彭有文复杂地看着石夏和李爻,他轻叹口气,笑了笑:“对,我让她帮我个忙而已。”
一顿饭吃到了尾声,游戏也都玩了个尽兴,石夏没少喝,大家下楼的时候都东倒西歪的。
彭有文还惦记着找许梦竹的事,他拍了拍自行车的后座,“石夏,放心,我没喝多很稳。”
“我跟你后头走吧,我又不是不认得路。”她还是挺惜命的,她脚踝现在还疼呢,她真怕再挂彩。
路灯映着路面的冰雪反射着白光,刺的人眼睛疼。
这个时候才晚上9点多,很多家的小孩都出来放炮了,放完炮就要回去吃饺子了,彭有文有点心急,“快走啊。”
李爻跨坐在自行车上,脸色铁青地看着这一幕,忍不住出声道:“坐我的吧,我送你。”
石夏为难地对李爻说道:“我跟他去一趟许梦竹家,你先回去吧,我一会……”
“我说我送你去。”李爻不等石夏答复,已经将自行车停在了石夏旁边,催促道:“上车。”

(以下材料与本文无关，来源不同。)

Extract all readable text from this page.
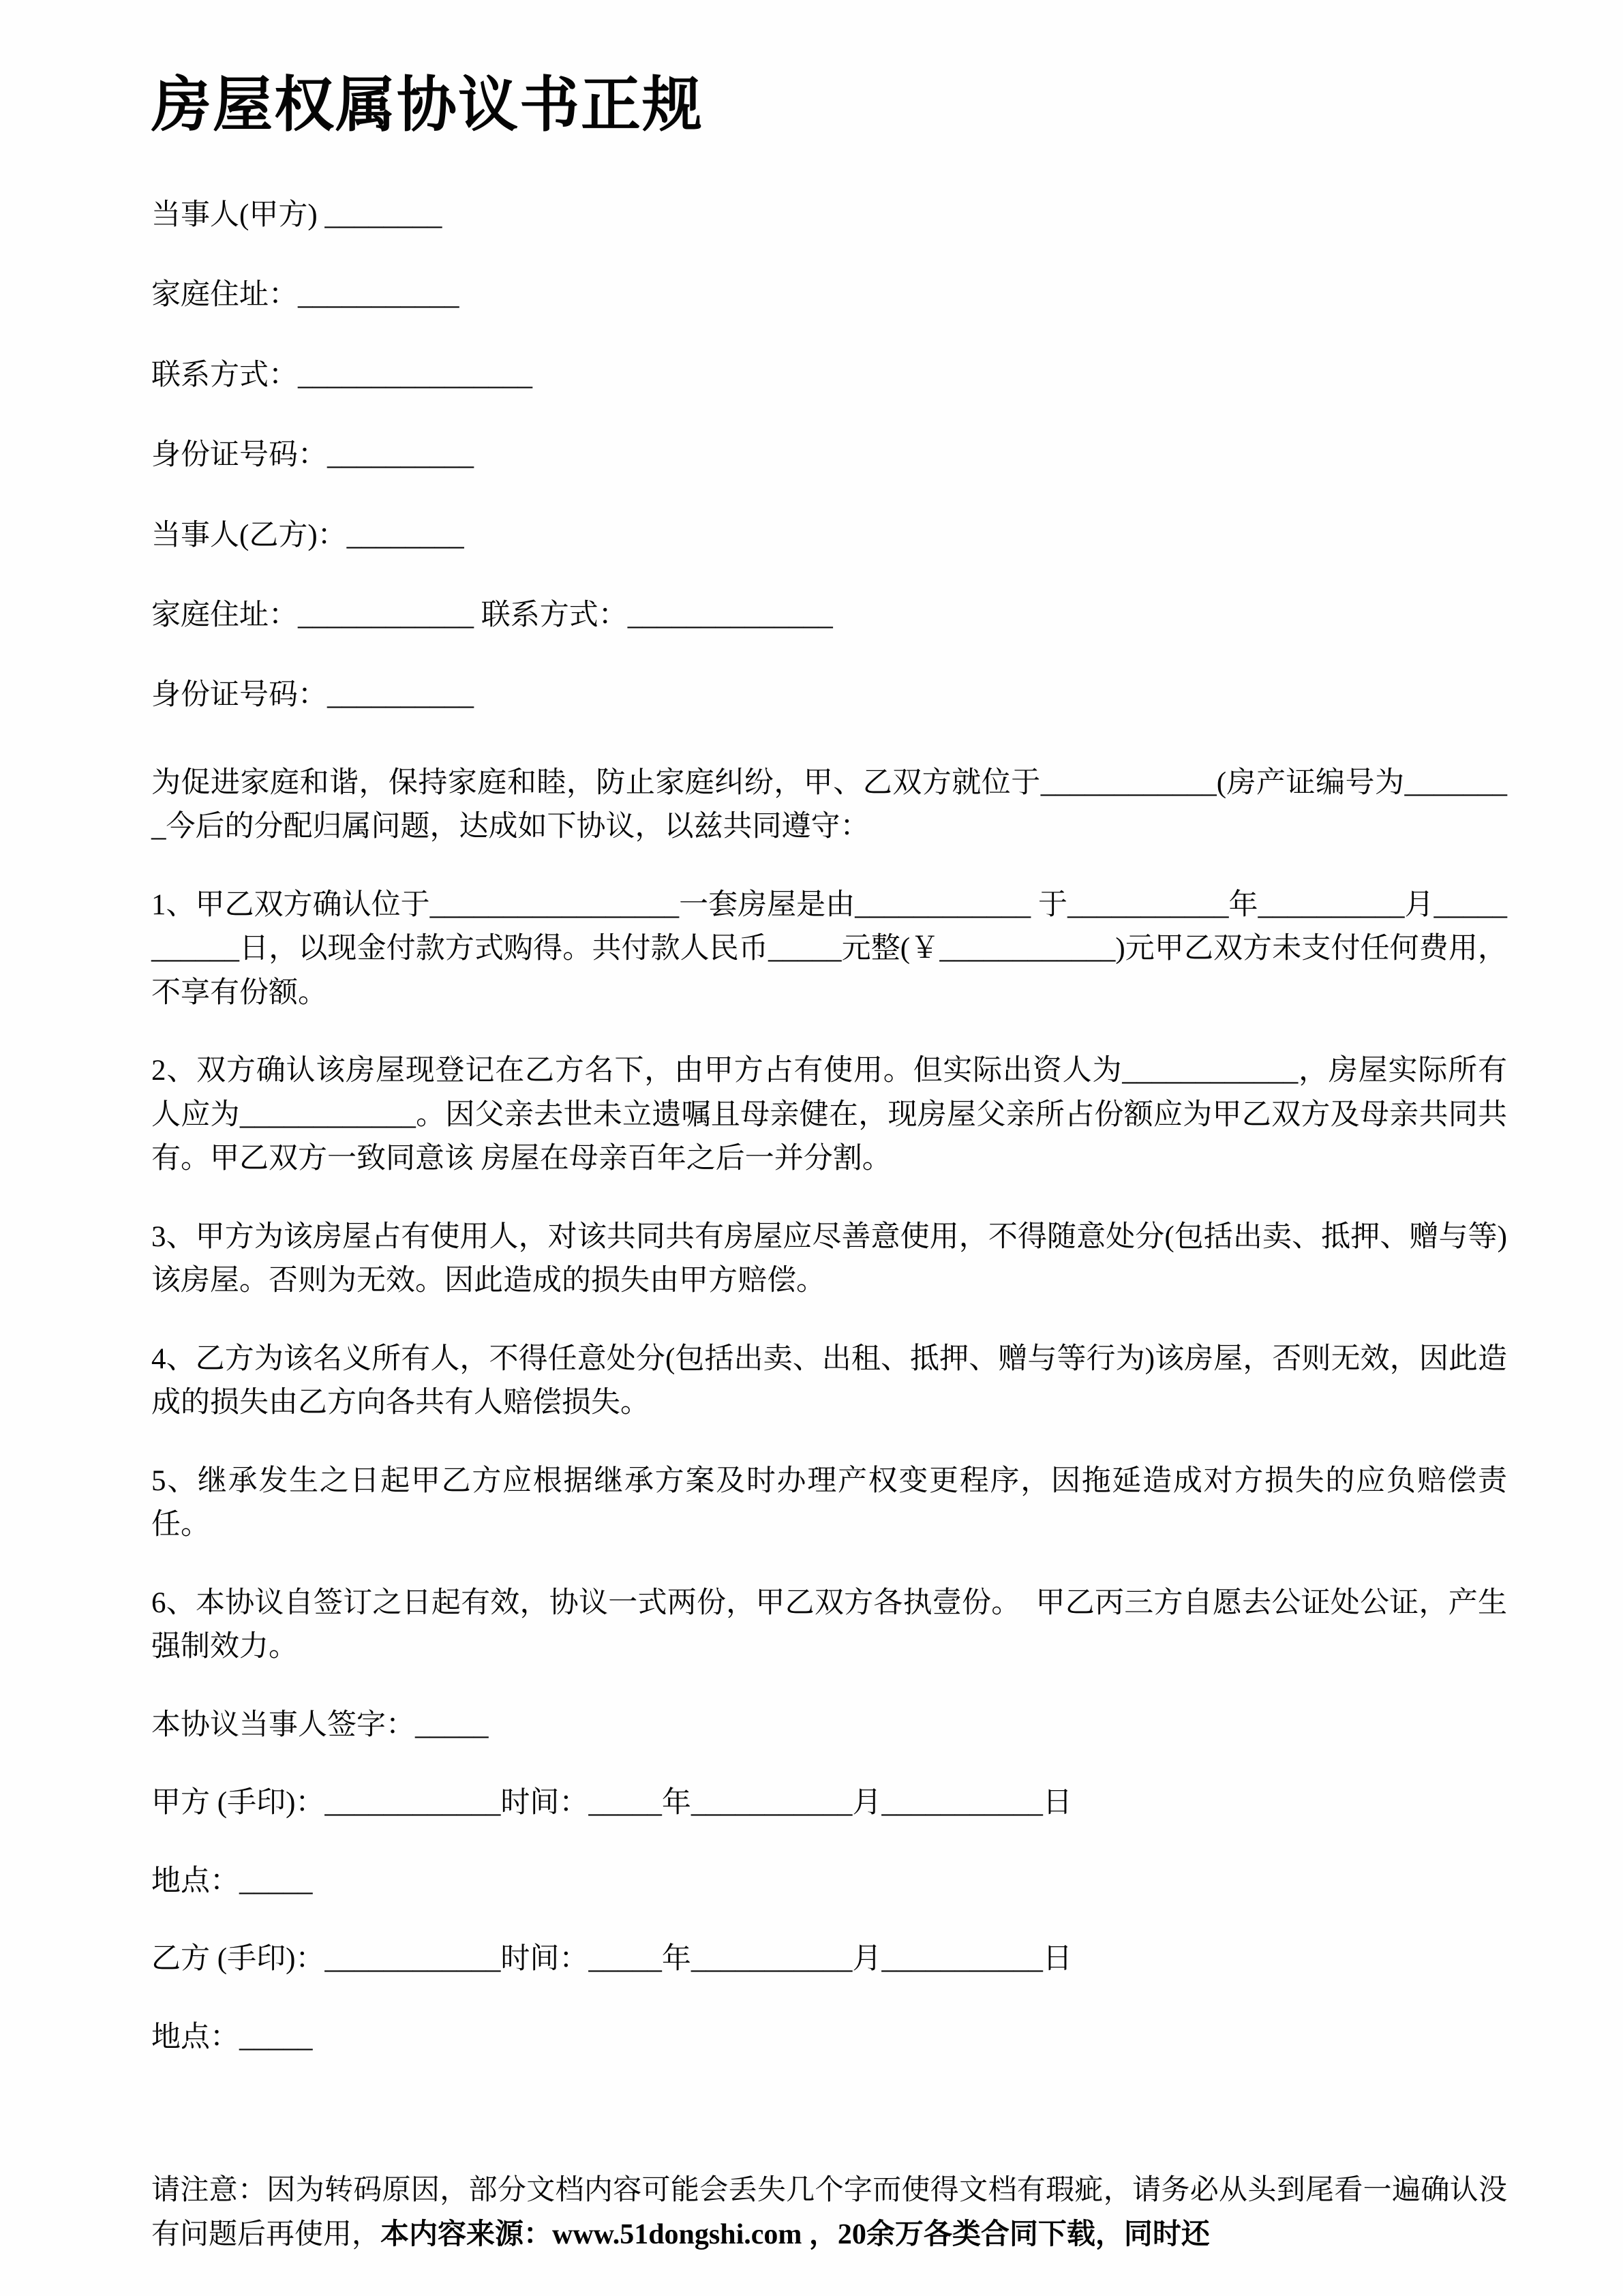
房屋权属协议书正规

当事人(甲方) ________

家庭住址：___________

联系方式：________________

身份证号码：__________

当事人(乙方)：________

家庭住址：____________ 联系方式：______________

身份证号码：__________

为促进家庭和谐，保持家庭和睦，防止家庭纠纷，甲、乙双方就位于____________(房产证编号为________今后的分配归属问题，达成如下协议，以兹共同遵守：

1、甲乙双方确认位于_________________一套房屋是由____________ 于___________年__________月___________日，以现金付款方式购得。共付款人民币_____元整(￥____________)元甲乙双方未支付任何费用，不享有份额。

2、双方确认该房屋现登记在乙方名下，由甲方占有使用。但实际出资人为____________，房屋实际所有人应为____________。因父亲去世未立遗嘱且母亲健在，现房屋父亲所占份额应为甲乙双方及母亲共同共有。甲乙双方一致同意该 房屋在母亲百年之后一并分割。

3、甲方为该房屋占有使用人，对该共同共有房屋应尽善意使用，不得随意处分(包括出卖、抵押、赠与等)该房屋。否则为无效。因此造成的损失由甲方赔偿。

4、乙方为该名义所有人，不得任意处分(包括出卖、出租、抵押、赠与等行为)该房屋，否则无效，因此造成的损失由乙方向各共有人赔偿损失。

5、继承发生之日起甲乙方应根据继承方案及时办理产权变更程序，因拖延造成对方损失的应负赔偿责任。

6、本协议自签订之日起有效，协议一式两份，甲乙双方各执壹份。  甲乙丙三方自愿去公证处公证，产生强制效力。

本协议当事人签字：_____

甲方 (手印)：____________时间：_____年___________月___________日

地点：_____

乙方 (手印)：____________时间：_____年___________月___________日

地点：_____

请注意：因为转码原因，部分文档内容可能会丢失几个字而使得文档有瑕疵，请务必从头到尾看一遍确认没有问题后再使用，本内容来源：www.51dongshi.com ，20余万各类合同下载，同时还
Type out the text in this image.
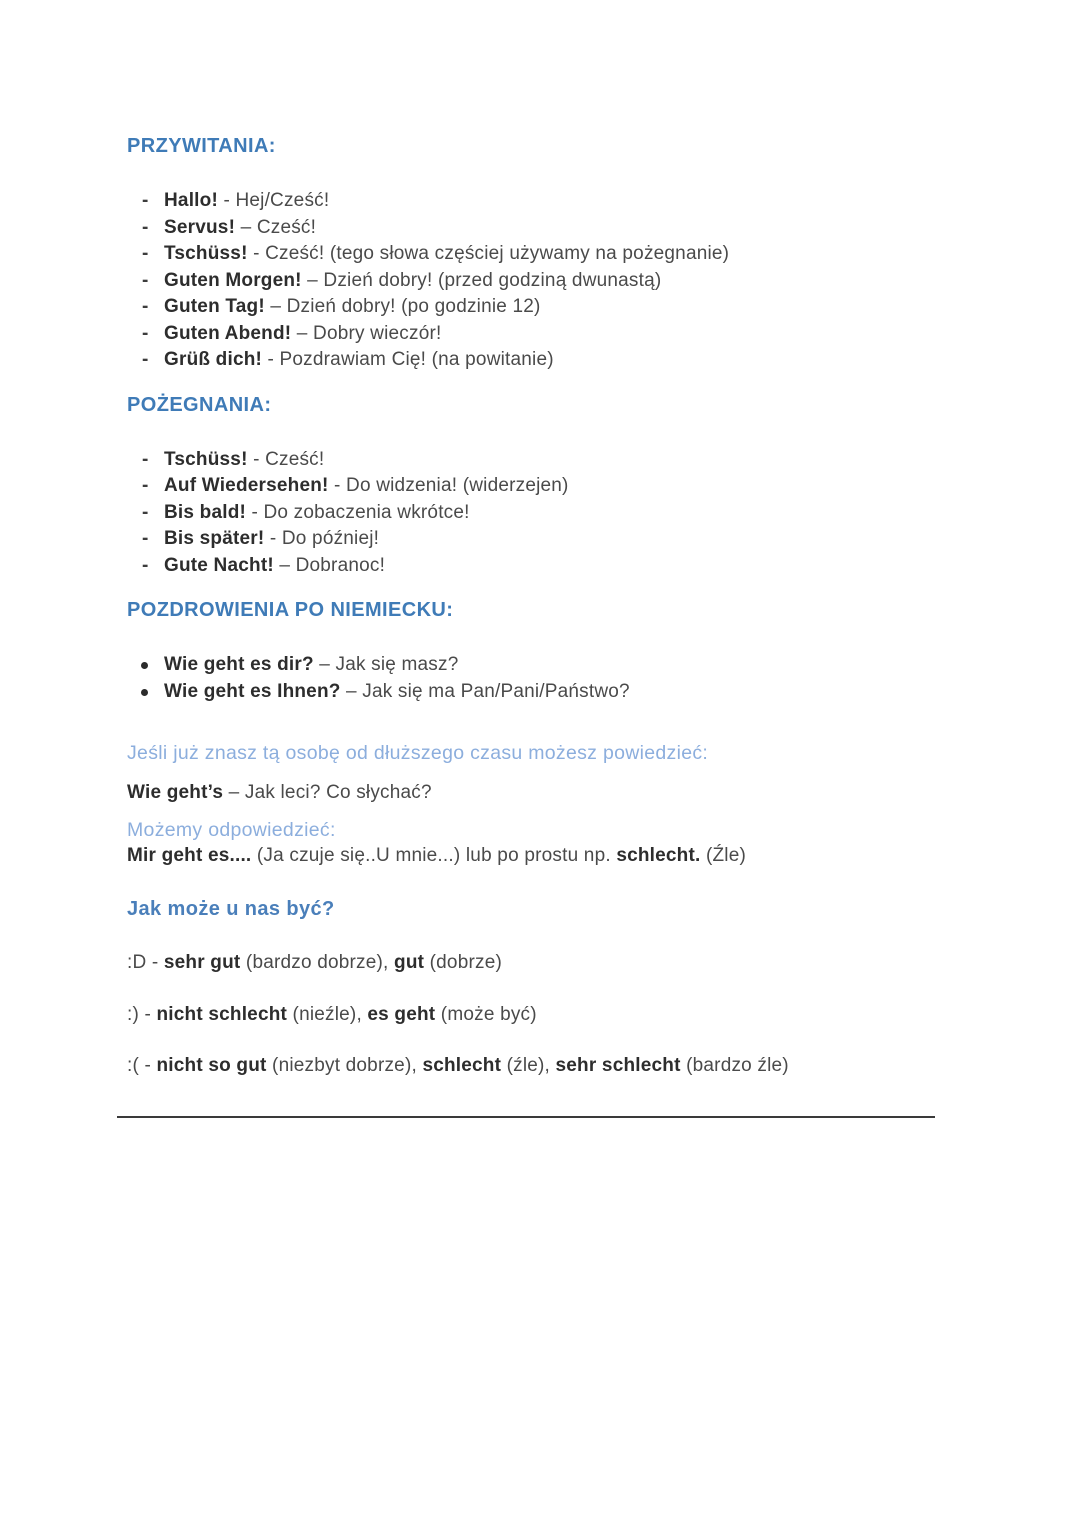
PRZYWITANIA:
- Hallo! - Hej/Cześć!
- Servus! – Cześć!
- Tschüss! - Cześć! (tego słowa częściej używamy na pożegnanie)
- Guten Morgen! – Dzień dobry! (przed godziną dwunastą)
- Guten Tag! – Dzień dobry! (po godzinie 12)
- Guten Abend! – Dobry wieczór!
- Grüß dich! - Pozdrawiam Cię! (na powitanie)
POŻEGNANIA:
- Tschüss! - Cześć!
- Auf Wiedersehen! - Do widzenia! (widerzejen)
- Bis bald! - Do zobaczenia wkrótce!
- Bis später! - Do później!
- Gute Nacht! – Dobranoc!
POZDROWIENIA PO NIEMIECKU:
Wie geht es dir? – Jak się masz?
Wie geht es Ihnen? – Jak się ma Pan/Pani/Państwo?

Jeśli już znasz tą osobę od dłuższego czasu możesz powiedzieć:

Wie geht’s – Jak leci? Co słychać?

Możemy odpowiedzieć:

Mir geht es.... (Ja czuje się..U mnie...) lub po prostu np. schlecht. (Źle)

Jak może u nas być?

:D - sehr gut (bardzo dobrze), gut (dobrze)

:) - nicht schlecht (nieźle), es geht (może być)

:( - nicht so gut (niezbyt dobrze), schlecht (źle), sehr schlecht (bardzo źle)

石夏早就摸清了李爻的脾气,这个时候如果不答应他,恐怕后面更难以收场。她冲彭有文摆摆手,然后跳上了李爻的后座,刚一落座,李爻蹭地一下就骑出去几十米,将彭有文远远地甩在了后面。
“你不是也喝了好多酒吗,酒驾不提倡啊。”石夏紧紧抓住车座,生怕被甩下去。
呼啸地北风刮地人脸颊生疼,李爻好像在跟人比赛一样,沿着辉煌地灯火一路疾驰,吹了一会冷风清醒了许多,他偏过头来,“抓紧我!”
石夏‘啊?’了一声,确认他是说的抓紧。
在李爻忍不住说第二遍的时候,她主动抬起了手环绕在李爻的腰部,整个人都贴在了那宽厚的背上。
李爻浑身一僵,差点没把住车把,他晃了晃有点晕的头,重重地呼出一口气,刚才那些没来由的闷气自此一扫而光。